You could attempt to normalise certain categories if they are much larger than some of your other data fields Why Data Normalization is necessary for Machine Learning models
Consider looking at the Kaggle competition House Prices: Advanced Regression Techniques. It's doing a similar thing to what you're attempting to do, and it might have some pointers for how you should approach the problem in the Notebooks and Discussion tabs.
Without deeply exploring all the data you are using it is hard to say for certain what is causing the drop in accuracy (or AUC) when moving from your training set to the testing set. It is unlikely to be caused by the mixed discrete/continuous data.

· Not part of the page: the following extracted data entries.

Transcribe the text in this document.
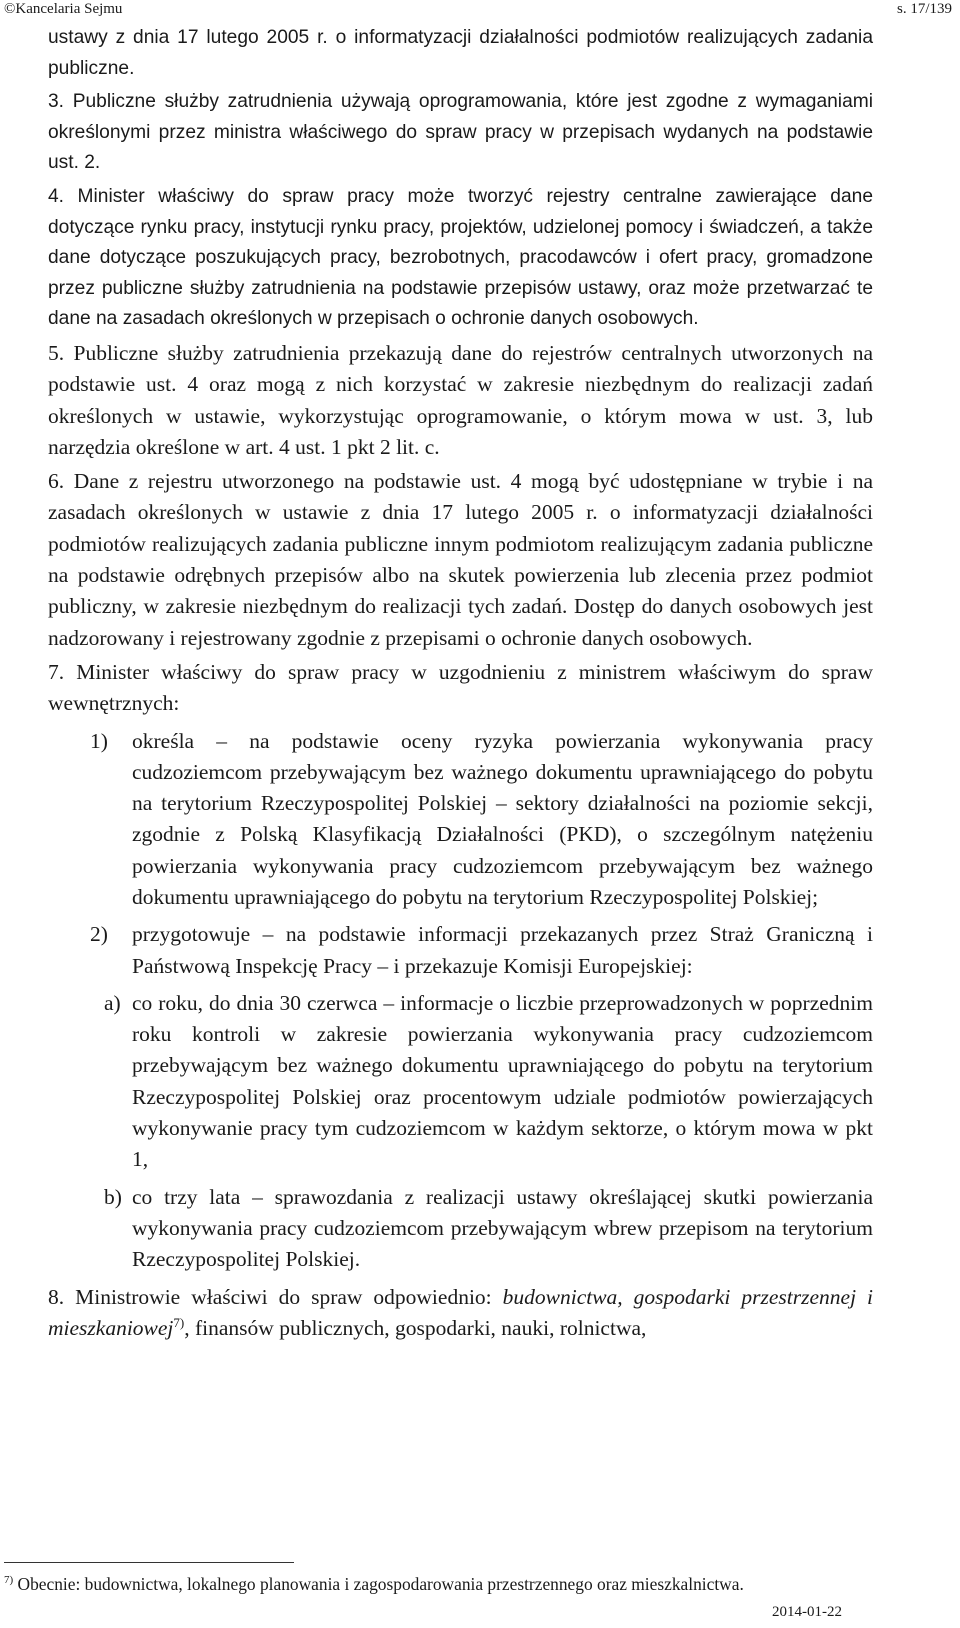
©Kancelaria Sejmu	s. 17/139

ustawy z dnia 17 lutego 2005 r. o informatyzacji działalności podmiotów realizujących zadania publiczne.

3. Publiczne służby zatrudnienia używają oprogramowania, które jest zgodne z wymaganiami określonymi przez ministra właściwego do spraw pracy w przepisach wydanych na podstawie ust. 2.

4. Minister właściwy do spraw pracy może tworzyć rejestry centralne zawierające dane dotyczące rynku pracy, instytucji rynku pracy, projektów, udzielonej pomocy i świadczeń, a także dane dotyczące poszukujących pracy, bezrobotnych, pracodawców i ofert pracy, gromadzone przez publiczne służby zatrudnienia na podstawie przepisów ustawy, oraz może przetwarzać te dane na zasadach określonych w przepisach o ochronie danych osobowych.

5. Publiczne służby zatrudnienia przekazują dane do rejestrów centralnych utworzonych na podstawie ust. 4 oraz mogą z nich korzystać w zakresie niezbędnym do realizacji zadań określonych w ustawie, wykorzystując oprogramowanie, o którym mowa w ust. 3, lub narzędzia określone w art. 4 ust. 1 pkt 2 lit. c.

6. Dane z rejestru utworzonego na podstawie ust. 4 mogą być udostępniane w trybie i na zasadach określonych w ustawie z dnia 17 lutego 2005 r. o informatyzacji działalności podmiotów realizujących zadania publiczne innym podmiotom realizującym zadania publiczne na podstawie odrębnych przepisów albo na skutek powierzenia lub zlecenia przez podmiot publiczny, w zakresie niezbędnym do realizacji tych zadań. Dostęp do danych osobowych jest nadzorowany i rejestrowany zgodnie z przepisami o ochronie danych osobowych.

7. Minister właściwy do spraw pracy w uzgodnieniu z ministrem właściwym do spraw wewnętrznych:

1) określa – na podstawie oceny ryzyka powierzania wykonywania pracy cudzoziemcom przebywającym bez ważnego dokumentu uprawniającego do pobytu na terytorium Rzeczypospolitej Polskiej – sektory działalności na poziomie sekcji, zgodnie z Polską Klasyfikacją Działalności (PKD), o szczególnym natężeniu powierzania wykonywania pracy cudzoziemcom przebywającym bez ważnego dokumentu uprawniającego do pobytu na terytorium Rzeczypospolitej Polskiej;
2) przygotowuje – na podstawie informacji przekazanych przez Straż Graniczną i Państwową Inspekcję Pracy – i przekazuje Komisji Europejskiej:
a) co roku, do dnia 30 czerwca – informacje o liczbie przeprowadzonych w poprzednim roku kontroli w zakresie powierzania wykonywania pracy cudzoziemcom przebywającym bez ważnego dokumentu uprawniającego do pobytu na terytorium Rzeczypospolitej Polskiej oraz procentowym udziale podmiotów powierzających wykonywanie pracy tym cudzoziemcom w każdym sektorze, o którym mowa w pkt 1,
b) co trzy lata – sprawozdania z realizacji ustawy określającej skutki powierzania wykonywania pracy cudzoziemcom przebywającym wbrew przepisom na terytorium Rzeczypospolitej Polskiej.

8. Ministrowie właściwi do spraw odpowiednio: budownictwa, gospodarki przestrzennej i mieszkaniowej$^{7)}$, finansów publicznych, gospodarki, nauki, rolnictwa,

$^{7)}$ Obecnie: budownictwa, lokalnego planowania i zagospodarowania przestrzennego oraz mieszkalnictwa.
2014-01-22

The drop just suggests that your models are over-fitting to your training data (and therefore not transferring well). This could be caused by too many learned parameters (given the amount of data you have)--more often a problem with neural networks than with some of the other methods you mentioned. Or, the problem could be with the way the data was split into training/testing. If the distribution of the data has a significant difference (that's maybe not obvious) then you wouldn't expect the testing performance to be as good. If it were me, I'd look carefully at how the data was split into training/testing (assuming you have a reasonably large set of data). You may try repeating your experiments with a number of random training/testing splits (search k-fold cross validation if you're not familiar with it).
your model is overfit. try to make a simple model first and use a lower parameter value. for tree-based classification, scaling does not have any impact on the model.